A secondary adjustment correction in the form of constructive dividends is automatically annulled by law if the primary correction on operating revenue is overturned by the Tax Court. In this dispute, the Respondent identified the transaction value difference with an affiliate as a PPh Article 26 object, yet failed to uphold the primary correction's basis during the trial.
The dispute centered on the Respondent's determination that a constructive dividend existed based on the price difference in sales to an affiliate in Malaysia.
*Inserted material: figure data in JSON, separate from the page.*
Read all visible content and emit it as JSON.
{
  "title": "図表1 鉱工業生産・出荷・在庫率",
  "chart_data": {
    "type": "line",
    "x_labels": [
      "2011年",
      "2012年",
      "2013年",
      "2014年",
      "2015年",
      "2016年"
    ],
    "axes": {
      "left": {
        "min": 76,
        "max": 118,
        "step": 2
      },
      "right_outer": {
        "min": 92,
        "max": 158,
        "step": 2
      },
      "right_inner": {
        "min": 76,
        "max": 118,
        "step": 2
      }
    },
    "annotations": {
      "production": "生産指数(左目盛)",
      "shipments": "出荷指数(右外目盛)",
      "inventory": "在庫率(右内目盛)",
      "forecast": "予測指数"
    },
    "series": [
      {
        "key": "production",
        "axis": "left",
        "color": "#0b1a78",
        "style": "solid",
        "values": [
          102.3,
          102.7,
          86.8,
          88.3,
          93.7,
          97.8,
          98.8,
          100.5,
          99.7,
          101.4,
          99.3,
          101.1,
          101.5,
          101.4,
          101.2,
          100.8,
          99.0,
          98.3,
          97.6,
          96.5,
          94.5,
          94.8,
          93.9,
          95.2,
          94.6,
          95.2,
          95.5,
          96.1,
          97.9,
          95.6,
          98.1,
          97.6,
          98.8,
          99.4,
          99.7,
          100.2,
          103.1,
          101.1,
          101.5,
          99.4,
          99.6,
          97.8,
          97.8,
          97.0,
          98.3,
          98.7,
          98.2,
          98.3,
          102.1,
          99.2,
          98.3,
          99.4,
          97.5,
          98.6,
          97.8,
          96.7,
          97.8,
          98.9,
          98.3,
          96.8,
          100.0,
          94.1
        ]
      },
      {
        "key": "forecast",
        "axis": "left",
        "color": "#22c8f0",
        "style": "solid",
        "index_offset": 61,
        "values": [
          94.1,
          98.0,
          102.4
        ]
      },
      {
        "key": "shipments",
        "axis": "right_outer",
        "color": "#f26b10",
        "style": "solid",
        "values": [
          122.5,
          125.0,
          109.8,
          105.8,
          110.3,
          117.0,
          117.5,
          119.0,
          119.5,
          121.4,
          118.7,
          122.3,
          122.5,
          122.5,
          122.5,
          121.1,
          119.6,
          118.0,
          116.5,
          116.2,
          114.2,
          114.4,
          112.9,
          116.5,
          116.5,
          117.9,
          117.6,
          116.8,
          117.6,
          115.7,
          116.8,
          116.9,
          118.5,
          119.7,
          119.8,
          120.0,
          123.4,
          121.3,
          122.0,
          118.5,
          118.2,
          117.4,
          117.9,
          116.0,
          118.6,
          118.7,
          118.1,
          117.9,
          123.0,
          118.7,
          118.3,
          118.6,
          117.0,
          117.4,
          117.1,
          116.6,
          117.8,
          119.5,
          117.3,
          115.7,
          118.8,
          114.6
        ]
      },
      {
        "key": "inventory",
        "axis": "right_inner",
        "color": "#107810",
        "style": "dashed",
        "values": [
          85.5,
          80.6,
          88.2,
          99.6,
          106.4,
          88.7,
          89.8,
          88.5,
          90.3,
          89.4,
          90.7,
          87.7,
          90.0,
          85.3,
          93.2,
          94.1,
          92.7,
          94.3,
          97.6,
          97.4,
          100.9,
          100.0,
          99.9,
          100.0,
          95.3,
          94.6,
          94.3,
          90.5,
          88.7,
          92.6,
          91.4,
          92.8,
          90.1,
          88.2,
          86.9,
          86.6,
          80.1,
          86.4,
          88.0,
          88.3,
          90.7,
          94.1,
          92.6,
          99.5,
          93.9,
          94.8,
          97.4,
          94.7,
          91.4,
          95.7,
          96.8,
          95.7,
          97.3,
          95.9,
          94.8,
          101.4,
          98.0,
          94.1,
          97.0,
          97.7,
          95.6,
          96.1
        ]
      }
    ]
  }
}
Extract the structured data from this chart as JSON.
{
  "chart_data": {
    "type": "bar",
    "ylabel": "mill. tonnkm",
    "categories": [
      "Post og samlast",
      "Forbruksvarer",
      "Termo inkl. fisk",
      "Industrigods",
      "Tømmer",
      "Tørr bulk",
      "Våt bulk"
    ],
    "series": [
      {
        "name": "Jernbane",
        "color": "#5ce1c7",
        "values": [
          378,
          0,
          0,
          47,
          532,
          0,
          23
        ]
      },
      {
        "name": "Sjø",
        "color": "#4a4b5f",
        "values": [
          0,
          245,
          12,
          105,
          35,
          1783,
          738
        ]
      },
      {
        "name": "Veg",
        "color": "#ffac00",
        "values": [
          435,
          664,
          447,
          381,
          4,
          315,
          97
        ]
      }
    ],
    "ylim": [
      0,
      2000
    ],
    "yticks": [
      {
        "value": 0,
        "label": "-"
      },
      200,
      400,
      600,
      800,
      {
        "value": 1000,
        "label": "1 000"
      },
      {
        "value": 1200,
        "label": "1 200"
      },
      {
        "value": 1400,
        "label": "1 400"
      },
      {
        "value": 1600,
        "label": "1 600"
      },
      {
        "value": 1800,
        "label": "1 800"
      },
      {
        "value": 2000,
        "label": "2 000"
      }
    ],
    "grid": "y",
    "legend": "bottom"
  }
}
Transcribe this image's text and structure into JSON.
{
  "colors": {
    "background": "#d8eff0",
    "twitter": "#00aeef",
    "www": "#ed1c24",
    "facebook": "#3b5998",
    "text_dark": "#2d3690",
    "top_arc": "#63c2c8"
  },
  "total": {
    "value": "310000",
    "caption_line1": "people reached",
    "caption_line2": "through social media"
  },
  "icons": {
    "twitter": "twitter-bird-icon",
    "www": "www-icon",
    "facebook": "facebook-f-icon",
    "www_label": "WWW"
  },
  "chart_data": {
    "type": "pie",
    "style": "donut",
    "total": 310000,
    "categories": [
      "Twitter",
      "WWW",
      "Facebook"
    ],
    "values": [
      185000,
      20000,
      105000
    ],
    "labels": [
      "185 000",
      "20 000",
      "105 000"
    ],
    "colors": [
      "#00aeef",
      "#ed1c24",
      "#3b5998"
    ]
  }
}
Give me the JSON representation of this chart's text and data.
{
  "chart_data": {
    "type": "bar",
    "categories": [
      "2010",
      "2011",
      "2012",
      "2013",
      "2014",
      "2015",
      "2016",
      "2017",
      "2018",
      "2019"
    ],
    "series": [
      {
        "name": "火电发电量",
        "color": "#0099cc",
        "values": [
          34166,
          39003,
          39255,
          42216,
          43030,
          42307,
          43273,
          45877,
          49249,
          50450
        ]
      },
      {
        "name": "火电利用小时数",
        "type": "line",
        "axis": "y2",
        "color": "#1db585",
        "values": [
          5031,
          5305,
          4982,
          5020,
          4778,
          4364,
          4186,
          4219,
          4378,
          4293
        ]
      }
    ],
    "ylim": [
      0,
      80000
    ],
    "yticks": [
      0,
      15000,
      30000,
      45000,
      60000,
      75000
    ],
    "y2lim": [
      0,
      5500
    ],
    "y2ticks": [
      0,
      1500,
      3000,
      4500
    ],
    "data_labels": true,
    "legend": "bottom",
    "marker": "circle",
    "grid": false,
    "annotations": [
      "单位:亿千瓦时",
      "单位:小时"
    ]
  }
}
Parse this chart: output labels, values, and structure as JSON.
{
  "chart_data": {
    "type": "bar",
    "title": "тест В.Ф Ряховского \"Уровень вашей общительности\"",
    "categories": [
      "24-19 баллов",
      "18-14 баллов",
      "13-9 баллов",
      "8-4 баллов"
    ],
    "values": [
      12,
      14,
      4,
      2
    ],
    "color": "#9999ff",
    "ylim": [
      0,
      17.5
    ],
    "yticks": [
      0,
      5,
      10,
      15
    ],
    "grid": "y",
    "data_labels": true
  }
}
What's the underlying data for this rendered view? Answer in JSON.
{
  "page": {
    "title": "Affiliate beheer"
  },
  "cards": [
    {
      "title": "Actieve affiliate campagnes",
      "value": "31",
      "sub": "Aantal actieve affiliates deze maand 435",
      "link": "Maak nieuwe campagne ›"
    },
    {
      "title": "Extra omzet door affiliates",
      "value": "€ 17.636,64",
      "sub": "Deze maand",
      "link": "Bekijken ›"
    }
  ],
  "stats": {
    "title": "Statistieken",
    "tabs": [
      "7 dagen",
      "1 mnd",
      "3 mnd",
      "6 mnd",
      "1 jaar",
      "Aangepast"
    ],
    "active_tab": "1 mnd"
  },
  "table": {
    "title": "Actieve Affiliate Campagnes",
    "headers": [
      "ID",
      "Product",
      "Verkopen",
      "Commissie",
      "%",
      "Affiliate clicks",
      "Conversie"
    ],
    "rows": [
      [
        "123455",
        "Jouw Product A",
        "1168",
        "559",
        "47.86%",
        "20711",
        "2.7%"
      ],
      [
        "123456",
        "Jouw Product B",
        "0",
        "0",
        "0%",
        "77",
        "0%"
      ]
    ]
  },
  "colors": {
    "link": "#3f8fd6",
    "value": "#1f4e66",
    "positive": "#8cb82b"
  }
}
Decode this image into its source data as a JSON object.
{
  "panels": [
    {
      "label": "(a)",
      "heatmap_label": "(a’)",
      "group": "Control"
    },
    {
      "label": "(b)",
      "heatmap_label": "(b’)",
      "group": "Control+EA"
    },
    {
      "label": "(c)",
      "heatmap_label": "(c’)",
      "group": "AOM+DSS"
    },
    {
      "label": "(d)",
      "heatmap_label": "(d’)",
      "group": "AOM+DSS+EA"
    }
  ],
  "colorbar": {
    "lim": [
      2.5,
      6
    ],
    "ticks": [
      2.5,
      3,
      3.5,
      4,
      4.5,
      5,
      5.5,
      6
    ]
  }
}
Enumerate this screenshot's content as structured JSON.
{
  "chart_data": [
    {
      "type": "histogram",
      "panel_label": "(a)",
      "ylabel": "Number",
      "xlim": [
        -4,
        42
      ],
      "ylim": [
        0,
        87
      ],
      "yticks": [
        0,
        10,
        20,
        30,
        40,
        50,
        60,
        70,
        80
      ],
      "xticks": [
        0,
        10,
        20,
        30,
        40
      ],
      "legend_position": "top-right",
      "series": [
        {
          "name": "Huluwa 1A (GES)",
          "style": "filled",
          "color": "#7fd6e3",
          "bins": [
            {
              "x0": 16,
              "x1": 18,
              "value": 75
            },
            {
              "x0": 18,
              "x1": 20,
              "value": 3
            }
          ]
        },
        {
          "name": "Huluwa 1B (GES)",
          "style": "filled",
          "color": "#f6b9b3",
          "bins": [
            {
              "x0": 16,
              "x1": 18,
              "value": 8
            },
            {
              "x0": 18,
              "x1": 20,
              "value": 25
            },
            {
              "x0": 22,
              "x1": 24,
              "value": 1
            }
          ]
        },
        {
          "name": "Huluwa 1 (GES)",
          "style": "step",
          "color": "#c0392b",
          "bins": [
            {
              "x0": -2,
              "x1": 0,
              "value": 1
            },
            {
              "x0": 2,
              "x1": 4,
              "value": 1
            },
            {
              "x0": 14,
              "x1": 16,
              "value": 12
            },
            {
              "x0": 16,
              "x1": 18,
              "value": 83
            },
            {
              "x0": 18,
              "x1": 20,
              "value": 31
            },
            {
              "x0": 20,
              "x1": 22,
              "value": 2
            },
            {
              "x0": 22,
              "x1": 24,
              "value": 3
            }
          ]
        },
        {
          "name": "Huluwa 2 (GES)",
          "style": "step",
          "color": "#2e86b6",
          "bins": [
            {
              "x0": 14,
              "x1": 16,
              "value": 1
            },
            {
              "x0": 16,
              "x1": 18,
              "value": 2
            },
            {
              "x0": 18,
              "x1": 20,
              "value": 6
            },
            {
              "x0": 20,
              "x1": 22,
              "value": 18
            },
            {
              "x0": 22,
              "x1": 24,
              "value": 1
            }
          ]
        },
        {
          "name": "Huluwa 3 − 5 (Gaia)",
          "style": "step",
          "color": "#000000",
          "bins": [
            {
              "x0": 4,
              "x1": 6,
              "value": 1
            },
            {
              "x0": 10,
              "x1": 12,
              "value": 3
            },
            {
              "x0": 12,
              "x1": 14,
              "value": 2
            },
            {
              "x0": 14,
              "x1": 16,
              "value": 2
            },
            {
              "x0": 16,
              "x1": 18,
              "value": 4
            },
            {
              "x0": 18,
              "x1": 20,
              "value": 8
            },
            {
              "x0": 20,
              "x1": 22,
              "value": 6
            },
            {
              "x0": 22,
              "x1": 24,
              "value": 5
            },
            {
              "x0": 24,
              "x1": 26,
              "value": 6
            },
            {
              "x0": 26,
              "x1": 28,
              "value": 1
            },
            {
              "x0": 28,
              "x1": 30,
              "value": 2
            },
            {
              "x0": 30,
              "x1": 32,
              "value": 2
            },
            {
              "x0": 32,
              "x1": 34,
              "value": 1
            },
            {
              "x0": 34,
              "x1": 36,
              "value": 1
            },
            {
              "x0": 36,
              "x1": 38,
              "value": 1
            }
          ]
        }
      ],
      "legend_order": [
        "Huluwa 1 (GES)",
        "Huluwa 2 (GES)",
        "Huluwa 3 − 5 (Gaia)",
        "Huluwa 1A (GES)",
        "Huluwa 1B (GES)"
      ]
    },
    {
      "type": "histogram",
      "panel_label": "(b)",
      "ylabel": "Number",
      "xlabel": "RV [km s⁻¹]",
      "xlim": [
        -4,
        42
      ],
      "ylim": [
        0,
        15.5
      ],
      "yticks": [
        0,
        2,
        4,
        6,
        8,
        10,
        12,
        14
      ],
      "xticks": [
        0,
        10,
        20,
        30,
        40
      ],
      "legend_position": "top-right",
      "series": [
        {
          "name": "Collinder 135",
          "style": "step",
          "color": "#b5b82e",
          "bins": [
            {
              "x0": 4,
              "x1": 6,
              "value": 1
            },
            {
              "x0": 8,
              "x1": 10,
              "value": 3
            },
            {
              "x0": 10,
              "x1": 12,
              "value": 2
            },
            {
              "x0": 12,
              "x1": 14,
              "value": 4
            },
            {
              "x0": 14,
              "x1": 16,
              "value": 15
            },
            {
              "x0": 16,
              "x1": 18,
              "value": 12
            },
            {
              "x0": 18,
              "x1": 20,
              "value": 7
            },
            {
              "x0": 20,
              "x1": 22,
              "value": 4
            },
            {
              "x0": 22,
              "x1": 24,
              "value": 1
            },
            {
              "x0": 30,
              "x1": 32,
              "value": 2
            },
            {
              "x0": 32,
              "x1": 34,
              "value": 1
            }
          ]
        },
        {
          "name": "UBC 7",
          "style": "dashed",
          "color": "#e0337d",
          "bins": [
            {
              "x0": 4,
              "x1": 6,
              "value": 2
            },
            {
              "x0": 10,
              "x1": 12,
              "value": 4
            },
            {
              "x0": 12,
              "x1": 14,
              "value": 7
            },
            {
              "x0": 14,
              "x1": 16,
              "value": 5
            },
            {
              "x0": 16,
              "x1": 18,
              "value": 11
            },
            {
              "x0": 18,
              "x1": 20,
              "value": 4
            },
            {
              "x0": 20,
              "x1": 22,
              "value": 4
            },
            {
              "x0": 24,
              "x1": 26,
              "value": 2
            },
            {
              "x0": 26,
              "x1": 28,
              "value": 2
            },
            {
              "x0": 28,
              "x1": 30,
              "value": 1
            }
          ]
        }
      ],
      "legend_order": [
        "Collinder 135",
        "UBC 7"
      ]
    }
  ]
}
| Stakeholder | Core Argument |
|---|---|
| Respondent (DGT) | Every transfer pricing adjustment in Corporate Income Tax (primary) must be followed by a secondary adjustment, taxing the economic benefit deemed to flow to the shareholder. |
| Petitioner | No actual cash flow occurred; the company was in a commercial loss (making dividends legally impossible under LLC Law); and the 2008 Law lacked a strong basis for non-interest secondary adjustments. |
The Board of Judges provided a crucial legal opinion regarding the hierarchy of these corrections:
"While secondary adjustments are theoretically recognized in international and domestic tax practices, their validity is derivative. Since the Board had cancelled the Petitioner's revenue correction in the related Corporate Income Tax dispute, the 'source' of the constructive dividend ceased to exist. Without a valid primary adjustment, the secondary adjustment lost its factual and legal basis."
This decision reinforces the principle of correlation between tax types in transfer pricing disputes. For Taxpayers, successfully overturning the primary adjustment is the master key to eliminating the additional tax burden from secondary adjustments.